Anton Bruckner (1824-1896), Symphonie n°4 en mi bémol majeur WAB 104 Bernard Haitink, Orchestre symphonique de la Radio bavaroise. Janvier 2012. Livret en allemand, anglais. TT 68’03. BR Klassik 900213

Une trentaine d’années séparent ces deux enregistrements munichois, qui complètent notre connaissance de l’art brucknérien de Bernard Haitink, ici aux commandes d’un orchestre somptueux et discipliné. Depuis sa gravure de novembre 1966 à Amsterdam (il en laissera une autre au Concertgebouw en octobre 1978, également pour Philips) jusqu’à son ultime concert de septembre 2019 à Lucerne avec le Wiener Philharmoniker, la Symphonie no 7 revint souvent dans ses concerts et sa discographie, utilisant chaque fois la mouture de 1885 (éd. Nowak, 1954). Peu de chefs peuvent revendiquer de l’avoir dirigée pendant plus d’un demi-siècle !
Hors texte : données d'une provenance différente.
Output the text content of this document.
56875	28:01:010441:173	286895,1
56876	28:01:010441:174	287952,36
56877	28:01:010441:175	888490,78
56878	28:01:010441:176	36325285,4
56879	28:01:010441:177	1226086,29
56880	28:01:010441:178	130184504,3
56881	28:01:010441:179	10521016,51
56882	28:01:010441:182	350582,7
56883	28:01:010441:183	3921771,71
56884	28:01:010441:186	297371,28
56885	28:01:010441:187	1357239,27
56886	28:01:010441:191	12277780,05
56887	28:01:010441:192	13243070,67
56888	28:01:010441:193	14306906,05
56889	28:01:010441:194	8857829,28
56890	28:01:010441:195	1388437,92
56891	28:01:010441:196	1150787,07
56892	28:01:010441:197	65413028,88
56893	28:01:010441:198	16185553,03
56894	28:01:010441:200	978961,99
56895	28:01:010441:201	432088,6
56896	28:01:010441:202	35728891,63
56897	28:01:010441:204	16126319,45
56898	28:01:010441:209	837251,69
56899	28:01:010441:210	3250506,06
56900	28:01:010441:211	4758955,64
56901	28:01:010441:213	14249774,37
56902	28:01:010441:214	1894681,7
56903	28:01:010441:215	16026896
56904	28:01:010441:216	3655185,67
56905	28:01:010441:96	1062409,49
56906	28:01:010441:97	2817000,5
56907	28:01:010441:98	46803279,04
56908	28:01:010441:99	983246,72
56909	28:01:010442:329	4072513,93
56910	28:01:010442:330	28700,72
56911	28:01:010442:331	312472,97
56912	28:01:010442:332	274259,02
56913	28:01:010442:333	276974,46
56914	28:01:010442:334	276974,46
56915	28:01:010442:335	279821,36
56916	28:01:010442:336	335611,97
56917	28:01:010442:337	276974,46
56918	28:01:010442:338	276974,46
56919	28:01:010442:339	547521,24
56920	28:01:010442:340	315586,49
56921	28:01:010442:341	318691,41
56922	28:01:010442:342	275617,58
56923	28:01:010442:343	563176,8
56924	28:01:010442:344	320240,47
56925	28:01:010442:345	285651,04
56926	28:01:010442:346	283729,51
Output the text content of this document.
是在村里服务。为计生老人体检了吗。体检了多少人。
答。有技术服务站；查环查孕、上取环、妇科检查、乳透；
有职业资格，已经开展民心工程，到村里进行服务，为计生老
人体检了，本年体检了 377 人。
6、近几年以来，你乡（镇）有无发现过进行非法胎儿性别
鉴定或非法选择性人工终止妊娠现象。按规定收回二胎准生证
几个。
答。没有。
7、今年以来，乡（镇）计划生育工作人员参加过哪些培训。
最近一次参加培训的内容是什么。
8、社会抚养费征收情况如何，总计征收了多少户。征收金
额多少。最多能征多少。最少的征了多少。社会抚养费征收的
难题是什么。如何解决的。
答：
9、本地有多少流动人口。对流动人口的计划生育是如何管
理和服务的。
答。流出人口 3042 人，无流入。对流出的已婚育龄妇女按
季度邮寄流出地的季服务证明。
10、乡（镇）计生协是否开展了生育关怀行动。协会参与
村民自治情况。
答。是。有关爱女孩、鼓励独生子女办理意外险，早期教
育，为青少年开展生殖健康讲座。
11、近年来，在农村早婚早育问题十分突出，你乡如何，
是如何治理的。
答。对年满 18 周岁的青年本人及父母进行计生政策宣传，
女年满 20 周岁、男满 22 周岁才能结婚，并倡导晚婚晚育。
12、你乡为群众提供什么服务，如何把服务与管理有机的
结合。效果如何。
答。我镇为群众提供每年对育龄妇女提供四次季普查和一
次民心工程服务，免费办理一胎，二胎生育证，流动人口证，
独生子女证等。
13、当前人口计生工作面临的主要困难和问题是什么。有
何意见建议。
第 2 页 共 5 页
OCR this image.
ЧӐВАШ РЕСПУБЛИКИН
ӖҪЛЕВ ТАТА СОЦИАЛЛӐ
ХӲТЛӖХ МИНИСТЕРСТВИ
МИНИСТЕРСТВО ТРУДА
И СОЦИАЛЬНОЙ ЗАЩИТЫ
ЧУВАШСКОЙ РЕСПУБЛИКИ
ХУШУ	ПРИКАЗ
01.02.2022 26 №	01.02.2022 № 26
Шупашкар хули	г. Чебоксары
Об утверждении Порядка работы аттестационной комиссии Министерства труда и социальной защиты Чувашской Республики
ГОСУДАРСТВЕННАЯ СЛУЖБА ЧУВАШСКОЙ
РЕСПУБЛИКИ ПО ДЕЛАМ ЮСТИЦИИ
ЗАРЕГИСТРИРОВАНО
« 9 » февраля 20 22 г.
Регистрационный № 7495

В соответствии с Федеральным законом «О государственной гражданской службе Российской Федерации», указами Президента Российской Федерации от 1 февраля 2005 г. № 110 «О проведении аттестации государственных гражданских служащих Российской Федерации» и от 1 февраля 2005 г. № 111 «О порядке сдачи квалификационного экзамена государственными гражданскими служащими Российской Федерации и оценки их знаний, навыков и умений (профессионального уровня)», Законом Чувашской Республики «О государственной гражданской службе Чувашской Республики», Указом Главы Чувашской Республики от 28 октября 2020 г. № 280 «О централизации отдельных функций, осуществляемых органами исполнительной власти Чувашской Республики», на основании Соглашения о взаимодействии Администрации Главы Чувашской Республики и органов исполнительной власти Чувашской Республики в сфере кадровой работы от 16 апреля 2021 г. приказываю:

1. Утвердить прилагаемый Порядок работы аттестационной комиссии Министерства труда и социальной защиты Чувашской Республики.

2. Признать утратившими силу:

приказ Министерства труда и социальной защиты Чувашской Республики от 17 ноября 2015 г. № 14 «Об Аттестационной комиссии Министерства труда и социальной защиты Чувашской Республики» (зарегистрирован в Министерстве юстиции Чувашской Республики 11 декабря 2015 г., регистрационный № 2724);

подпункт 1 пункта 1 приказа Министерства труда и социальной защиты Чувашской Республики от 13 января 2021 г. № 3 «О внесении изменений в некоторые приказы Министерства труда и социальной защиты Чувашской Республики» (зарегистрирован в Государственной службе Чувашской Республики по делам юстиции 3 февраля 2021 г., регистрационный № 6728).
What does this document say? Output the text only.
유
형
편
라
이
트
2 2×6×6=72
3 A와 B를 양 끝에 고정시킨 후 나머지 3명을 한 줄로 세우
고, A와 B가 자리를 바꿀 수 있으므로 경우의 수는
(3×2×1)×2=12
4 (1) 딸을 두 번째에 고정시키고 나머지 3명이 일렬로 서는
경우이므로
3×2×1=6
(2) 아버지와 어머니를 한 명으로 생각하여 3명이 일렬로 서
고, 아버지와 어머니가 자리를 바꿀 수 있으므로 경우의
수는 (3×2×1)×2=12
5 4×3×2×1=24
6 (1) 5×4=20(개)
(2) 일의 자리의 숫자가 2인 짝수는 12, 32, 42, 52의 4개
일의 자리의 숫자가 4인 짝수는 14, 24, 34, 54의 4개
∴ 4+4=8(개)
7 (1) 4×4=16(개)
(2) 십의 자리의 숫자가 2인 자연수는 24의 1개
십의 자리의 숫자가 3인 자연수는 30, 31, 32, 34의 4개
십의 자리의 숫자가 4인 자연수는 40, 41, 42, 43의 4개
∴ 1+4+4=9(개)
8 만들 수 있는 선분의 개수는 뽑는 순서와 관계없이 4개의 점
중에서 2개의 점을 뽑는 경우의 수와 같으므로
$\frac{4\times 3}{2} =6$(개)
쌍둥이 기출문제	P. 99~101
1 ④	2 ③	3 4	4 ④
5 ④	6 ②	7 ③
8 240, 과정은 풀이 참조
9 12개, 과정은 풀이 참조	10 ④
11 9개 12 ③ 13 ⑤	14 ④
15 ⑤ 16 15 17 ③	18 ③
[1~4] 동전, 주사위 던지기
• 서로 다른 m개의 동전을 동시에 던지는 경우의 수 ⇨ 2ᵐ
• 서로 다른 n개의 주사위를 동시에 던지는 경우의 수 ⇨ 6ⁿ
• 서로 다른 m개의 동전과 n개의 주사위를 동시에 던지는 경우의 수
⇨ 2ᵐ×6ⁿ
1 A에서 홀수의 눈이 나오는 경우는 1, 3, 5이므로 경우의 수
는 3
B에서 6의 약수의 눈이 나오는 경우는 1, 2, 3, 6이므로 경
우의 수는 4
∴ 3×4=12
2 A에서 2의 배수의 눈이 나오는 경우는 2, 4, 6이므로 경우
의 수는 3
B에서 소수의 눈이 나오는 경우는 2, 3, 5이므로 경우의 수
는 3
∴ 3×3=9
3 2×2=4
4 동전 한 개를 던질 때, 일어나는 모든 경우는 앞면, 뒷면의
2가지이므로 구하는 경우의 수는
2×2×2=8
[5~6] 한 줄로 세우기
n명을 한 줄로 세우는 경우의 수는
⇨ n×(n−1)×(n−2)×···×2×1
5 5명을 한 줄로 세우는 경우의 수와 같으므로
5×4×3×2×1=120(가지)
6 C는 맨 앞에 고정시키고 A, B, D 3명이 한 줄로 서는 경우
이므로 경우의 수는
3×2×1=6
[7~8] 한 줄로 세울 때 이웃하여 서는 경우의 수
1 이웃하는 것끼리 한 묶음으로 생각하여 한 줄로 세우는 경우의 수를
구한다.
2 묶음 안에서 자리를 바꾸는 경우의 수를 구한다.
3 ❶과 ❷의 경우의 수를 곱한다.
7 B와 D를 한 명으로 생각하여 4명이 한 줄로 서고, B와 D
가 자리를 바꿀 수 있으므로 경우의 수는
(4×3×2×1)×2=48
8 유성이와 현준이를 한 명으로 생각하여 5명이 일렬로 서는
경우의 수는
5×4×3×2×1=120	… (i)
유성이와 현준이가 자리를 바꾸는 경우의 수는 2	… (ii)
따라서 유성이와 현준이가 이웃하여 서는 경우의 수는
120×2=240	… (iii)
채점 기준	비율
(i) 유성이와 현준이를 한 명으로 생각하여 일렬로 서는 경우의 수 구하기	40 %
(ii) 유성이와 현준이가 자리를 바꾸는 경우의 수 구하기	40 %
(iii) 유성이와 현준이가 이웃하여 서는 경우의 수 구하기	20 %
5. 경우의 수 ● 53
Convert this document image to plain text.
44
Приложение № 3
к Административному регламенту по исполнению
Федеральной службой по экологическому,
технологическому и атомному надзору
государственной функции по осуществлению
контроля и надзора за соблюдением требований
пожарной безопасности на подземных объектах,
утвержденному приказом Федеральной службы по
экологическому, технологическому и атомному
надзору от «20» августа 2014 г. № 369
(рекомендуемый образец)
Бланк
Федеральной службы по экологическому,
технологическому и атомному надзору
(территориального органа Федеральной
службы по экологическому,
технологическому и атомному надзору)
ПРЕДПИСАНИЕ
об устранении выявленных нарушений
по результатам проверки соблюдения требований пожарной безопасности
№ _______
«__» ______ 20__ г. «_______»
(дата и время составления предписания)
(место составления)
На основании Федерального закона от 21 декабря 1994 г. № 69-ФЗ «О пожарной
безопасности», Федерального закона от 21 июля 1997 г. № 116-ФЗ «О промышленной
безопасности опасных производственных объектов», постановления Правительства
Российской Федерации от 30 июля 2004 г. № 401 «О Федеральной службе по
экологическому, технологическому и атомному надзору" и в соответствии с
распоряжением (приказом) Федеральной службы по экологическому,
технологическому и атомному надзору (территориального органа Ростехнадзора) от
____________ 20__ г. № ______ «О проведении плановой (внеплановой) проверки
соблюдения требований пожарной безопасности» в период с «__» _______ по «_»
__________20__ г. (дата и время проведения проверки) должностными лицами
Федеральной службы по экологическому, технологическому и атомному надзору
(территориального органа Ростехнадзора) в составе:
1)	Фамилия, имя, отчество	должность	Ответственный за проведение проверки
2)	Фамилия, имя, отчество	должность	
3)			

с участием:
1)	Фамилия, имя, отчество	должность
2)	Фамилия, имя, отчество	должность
Quelles que soient les différences de détail entre les successifs enregistrements en condition live ou studio, le chef néerlandais s’est souvent distingué par son approche classique, épurée, asséchant le pathos et privilégiant la dignité du discours sur ses effusions. En cela plus proche d’un Karl Böhm et surtout d’un Günter Wand que d’un Carlo Maria Giulini ou un Herbert van Karajan. Quitte à resserrer le tempo, notamment dans son témoignage de 1966, dont l’Allegro moderato avait pu être critiqué pour son excessive cursivité. On retrouve les mêmes propensions cinétiques en novembre 1981, mais moins radicales. Sans traîner, le premier mouvement bénéficie d’un regard d’architecte qui tend les lignes de force et clarifie la structure, dans le sillage de son aîné et prédécesseur au Concertgebouw, Eduard van Beinum. Les cordes sud-allemandes ne cultivent peut-être pas la même distinction que leurs homologues bataves, mais ne leur cèdent rien en chaleur, ce qui intensifie la luisance de l’Adagio où les bois (clarinettes notamment) se parent de gouleyantes teintes Mitteleuropa. Même saveur danubienne pour les cors dans la péroraison à 11’47, ou la transition cuivrée vers ut majeur avant le climax de percussion de la mesure 177 (16’59).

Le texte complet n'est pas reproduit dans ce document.